On this day 28 June 2008 Scottish band Franz Ferdinand played The Point in Cardiff.
Formed in Glasgow in 2002. The band's original lineup was composed of Alex Kapranos (lead vocals, lead guitar, keyboards), Nick McCarthy (rhythm guitar, keyboards, backing vocals), Bob Hardy (bass guitar), and Paul Thomson (drums, percussion, backing vocals).
Julian Corrie (keyboards, lead guitar, backing vocals) and Dino Bardot (rhythm guitar, backing vocals) joined the band in 2017 after McCarthy left during the previous year.
The band is one of the more popular post-punk revival bands, garnering multiple UK top 20 hits. They have been nominated for several Grammy Awards and have received two Brit Awards – winning one for Best British Group – as well as one NME Award.
Review - David McGonigle - music OMH
It’s gotten to be a bit of a rock band cliche, but it’s nevertheless refreshing to see Franz Ferdinand playing a tour of ‘small, intimate venues’ as a warm-up to their full-on assault on various international festivals later this summer.
Refreshing because no matter how big the four boys from Glasgow get in the future, there’s something about their punky intensity that will always be best heard in the confines of a small, dark club.And while the Point – a stately converted church located in Cardiff’s gentrified Bay Area – couldn’t be further away from the art shows and mates’ houses that the band began their career in, its modest size and superior acoustics ensure that everyone in the venue is no more than a thrown drumstick away from the fab four themselves.
If chief Franz Alex Kapranos’ banter can’t be understood, well, it’s got a lot more to do with his accent than the The Point’s soundsystem.
The last venue that Franz Ferdinand played in Cardiff was the International Arena, and the ease with which Kapranos gets the crowd to clap along to the evening’s opener, a driving, powerful take on Michael suggests that they hasn’t left all of their arena rock moves at home, a point ably made again later as Kapranos and guitarist Nick McCarthy interrupt Tell Her Tonight with some major scissor-kick action.
The band seem to be having a ball, and for the first few songs we get highlights from their two albums, 2004’s Franz Ferdinand and 2005’s You Could Have It So Much Better, including a great Dark of The Matinee, and a tender, more pensive Walking Away.
But this is 2008, and the band haven’t released a new album for three years. And while there’s been a slow trickle of new tunes which have primarily ended up on fan club 7-inches and film soundtracks, Kapranos’ recent suggestions that the new album may be held back to 2009 means that anyone jonesing for a new Franz fix will need to catch them live.

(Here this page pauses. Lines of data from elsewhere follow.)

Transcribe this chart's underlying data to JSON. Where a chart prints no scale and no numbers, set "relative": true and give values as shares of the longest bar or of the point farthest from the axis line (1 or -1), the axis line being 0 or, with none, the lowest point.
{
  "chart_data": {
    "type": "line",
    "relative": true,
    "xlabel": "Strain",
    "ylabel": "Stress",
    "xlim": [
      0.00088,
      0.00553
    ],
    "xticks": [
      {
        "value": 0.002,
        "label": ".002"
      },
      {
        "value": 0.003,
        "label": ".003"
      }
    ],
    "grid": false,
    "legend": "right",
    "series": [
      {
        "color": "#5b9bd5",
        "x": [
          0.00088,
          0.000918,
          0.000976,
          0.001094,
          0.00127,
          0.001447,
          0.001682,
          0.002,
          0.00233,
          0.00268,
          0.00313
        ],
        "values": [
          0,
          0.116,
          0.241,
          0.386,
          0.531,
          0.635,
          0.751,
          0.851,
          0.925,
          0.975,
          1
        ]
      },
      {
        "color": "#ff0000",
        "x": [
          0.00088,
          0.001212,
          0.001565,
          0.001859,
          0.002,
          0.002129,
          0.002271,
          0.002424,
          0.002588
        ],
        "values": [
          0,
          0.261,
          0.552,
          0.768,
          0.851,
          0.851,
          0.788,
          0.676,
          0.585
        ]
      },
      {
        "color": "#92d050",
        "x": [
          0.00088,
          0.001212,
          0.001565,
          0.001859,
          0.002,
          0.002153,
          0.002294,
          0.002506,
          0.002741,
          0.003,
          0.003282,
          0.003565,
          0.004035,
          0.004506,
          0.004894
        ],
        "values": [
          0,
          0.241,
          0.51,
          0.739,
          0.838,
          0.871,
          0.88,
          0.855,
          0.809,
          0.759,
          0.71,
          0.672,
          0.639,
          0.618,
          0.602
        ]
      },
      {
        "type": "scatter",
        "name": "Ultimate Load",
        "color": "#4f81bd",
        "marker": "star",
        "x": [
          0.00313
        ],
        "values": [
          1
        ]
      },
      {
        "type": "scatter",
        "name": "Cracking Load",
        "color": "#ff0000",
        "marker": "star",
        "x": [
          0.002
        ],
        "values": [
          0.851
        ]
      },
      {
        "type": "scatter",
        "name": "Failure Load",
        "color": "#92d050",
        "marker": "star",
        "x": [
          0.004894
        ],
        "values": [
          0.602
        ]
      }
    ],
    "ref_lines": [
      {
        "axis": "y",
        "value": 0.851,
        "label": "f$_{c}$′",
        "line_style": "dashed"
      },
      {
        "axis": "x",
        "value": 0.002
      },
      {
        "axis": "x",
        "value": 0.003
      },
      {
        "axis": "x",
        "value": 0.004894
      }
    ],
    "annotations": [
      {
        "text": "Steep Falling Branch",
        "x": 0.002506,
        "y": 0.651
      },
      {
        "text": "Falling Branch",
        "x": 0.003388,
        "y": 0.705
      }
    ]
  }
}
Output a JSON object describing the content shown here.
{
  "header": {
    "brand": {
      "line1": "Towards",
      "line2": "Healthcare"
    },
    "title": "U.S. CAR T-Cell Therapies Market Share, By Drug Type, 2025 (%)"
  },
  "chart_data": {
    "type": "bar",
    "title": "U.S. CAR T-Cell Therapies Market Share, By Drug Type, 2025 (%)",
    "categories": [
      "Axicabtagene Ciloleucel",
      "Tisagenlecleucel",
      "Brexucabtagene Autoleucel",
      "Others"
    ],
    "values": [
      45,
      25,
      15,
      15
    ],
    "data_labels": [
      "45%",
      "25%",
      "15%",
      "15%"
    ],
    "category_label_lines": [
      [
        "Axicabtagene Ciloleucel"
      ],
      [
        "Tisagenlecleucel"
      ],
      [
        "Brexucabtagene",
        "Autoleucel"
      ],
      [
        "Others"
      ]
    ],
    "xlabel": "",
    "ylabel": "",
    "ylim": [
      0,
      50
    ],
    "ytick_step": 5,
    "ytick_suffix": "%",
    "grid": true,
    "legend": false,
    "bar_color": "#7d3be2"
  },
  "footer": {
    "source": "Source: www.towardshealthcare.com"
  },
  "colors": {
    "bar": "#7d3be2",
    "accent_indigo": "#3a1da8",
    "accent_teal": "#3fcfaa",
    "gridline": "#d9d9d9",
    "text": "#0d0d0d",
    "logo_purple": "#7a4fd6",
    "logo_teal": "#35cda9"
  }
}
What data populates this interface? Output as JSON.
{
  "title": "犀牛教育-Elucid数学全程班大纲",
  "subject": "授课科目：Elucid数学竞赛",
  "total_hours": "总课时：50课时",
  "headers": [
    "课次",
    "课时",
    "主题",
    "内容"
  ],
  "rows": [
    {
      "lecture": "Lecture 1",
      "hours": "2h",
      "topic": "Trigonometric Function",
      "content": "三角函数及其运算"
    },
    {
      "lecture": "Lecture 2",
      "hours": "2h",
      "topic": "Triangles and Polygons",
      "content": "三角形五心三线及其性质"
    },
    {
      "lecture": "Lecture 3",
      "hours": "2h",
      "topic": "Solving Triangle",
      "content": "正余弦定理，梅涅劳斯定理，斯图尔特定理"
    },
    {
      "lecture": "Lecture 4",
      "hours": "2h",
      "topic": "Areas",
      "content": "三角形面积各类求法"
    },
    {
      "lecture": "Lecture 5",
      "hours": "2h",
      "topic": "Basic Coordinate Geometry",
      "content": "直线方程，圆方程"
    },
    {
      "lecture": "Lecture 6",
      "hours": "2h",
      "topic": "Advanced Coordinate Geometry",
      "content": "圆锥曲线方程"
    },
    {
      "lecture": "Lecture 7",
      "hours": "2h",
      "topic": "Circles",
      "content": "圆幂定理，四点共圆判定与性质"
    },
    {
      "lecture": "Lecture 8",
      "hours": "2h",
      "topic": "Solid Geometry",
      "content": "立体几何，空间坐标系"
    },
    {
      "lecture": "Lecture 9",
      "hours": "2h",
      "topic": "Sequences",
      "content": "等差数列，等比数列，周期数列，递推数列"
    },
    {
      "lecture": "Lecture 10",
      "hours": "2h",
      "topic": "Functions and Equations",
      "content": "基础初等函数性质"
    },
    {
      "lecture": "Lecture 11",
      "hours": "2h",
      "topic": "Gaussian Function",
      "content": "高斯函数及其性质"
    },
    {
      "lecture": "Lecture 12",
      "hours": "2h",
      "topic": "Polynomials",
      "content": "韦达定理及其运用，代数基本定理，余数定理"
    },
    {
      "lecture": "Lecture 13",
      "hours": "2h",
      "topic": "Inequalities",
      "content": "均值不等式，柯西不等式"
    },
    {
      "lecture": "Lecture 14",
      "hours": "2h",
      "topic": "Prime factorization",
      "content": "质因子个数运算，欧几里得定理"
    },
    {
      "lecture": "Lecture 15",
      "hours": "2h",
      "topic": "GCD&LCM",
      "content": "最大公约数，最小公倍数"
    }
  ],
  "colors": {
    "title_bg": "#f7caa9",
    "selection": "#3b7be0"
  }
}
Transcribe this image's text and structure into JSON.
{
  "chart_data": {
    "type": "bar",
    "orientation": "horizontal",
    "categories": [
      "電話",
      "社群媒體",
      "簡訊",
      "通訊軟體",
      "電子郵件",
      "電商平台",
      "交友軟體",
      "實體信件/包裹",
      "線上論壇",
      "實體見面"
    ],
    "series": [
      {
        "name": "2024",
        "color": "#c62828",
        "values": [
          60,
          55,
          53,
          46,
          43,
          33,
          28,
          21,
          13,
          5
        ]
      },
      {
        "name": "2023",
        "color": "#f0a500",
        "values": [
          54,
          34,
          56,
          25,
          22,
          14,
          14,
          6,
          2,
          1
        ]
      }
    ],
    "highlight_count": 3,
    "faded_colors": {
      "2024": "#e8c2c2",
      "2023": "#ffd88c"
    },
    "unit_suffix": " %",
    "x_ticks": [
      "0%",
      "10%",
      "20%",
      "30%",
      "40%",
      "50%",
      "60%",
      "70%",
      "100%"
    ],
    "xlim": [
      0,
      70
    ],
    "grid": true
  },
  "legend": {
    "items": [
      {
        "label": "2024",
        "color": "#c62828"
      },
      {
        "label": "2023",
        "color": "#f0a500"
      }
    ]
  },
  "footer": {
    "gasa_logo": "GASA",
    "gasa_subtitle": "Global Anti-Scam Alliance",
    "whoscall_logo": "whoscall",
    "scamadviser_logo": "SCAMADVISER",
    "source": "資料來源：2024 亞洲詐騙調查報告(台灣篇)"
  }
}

And, despite what you might have heard about the new ‘African’ direction from the group, we’re offered up pretty much more of the same; effortlessly tuneful and sharp, sure, but no real left turns, no obvious changes in musical direction, just tuneful, catchy, bounce-up-and-down guitar pop.
It’s not easy to identify any of the new tunes by name, but going on the lyrics and the band’s own website it’s possible to discern the tracks Ulysses, Kathryn Kiss Me, What She Came For, and perhaps even Lucid Dreams…but don’t quote me on that one.
The band play flawlessly, enthusiastically, even; it’s often hard to know if the musicians are having as good a time as the audience, but the shit-eating smiles on the foursomes’ faces makes it all pretty clear. Yet even as the band finish their encore with a pounding This Fire – sounding more and more like Trevor Jackson’s Playgroup remix every time it’s played – how long will their fans be happy with more of the same, as excellent as it all is? For Franz Ferdinand are not McFly; their lead singer writes books, their guitarist paints – this is a band who wear their art school past clearly and obviously on their sleeves. But, except for a polyrhythmic interlude where the percussionists from Panico join them to provide Miami Vice-esque rim shots to a pretty standard pop punk tune, there is little evidence of their threatened forward direction that the band have riffed on in recent interviews.
Franz Ferdinand came to Cardiff, and saw, and rocked, for sure, but if they want their audience of mainly 20 and 30somethings to keep up with them, they’d better pull something other than scissor kicks out of the leftfield for their next album.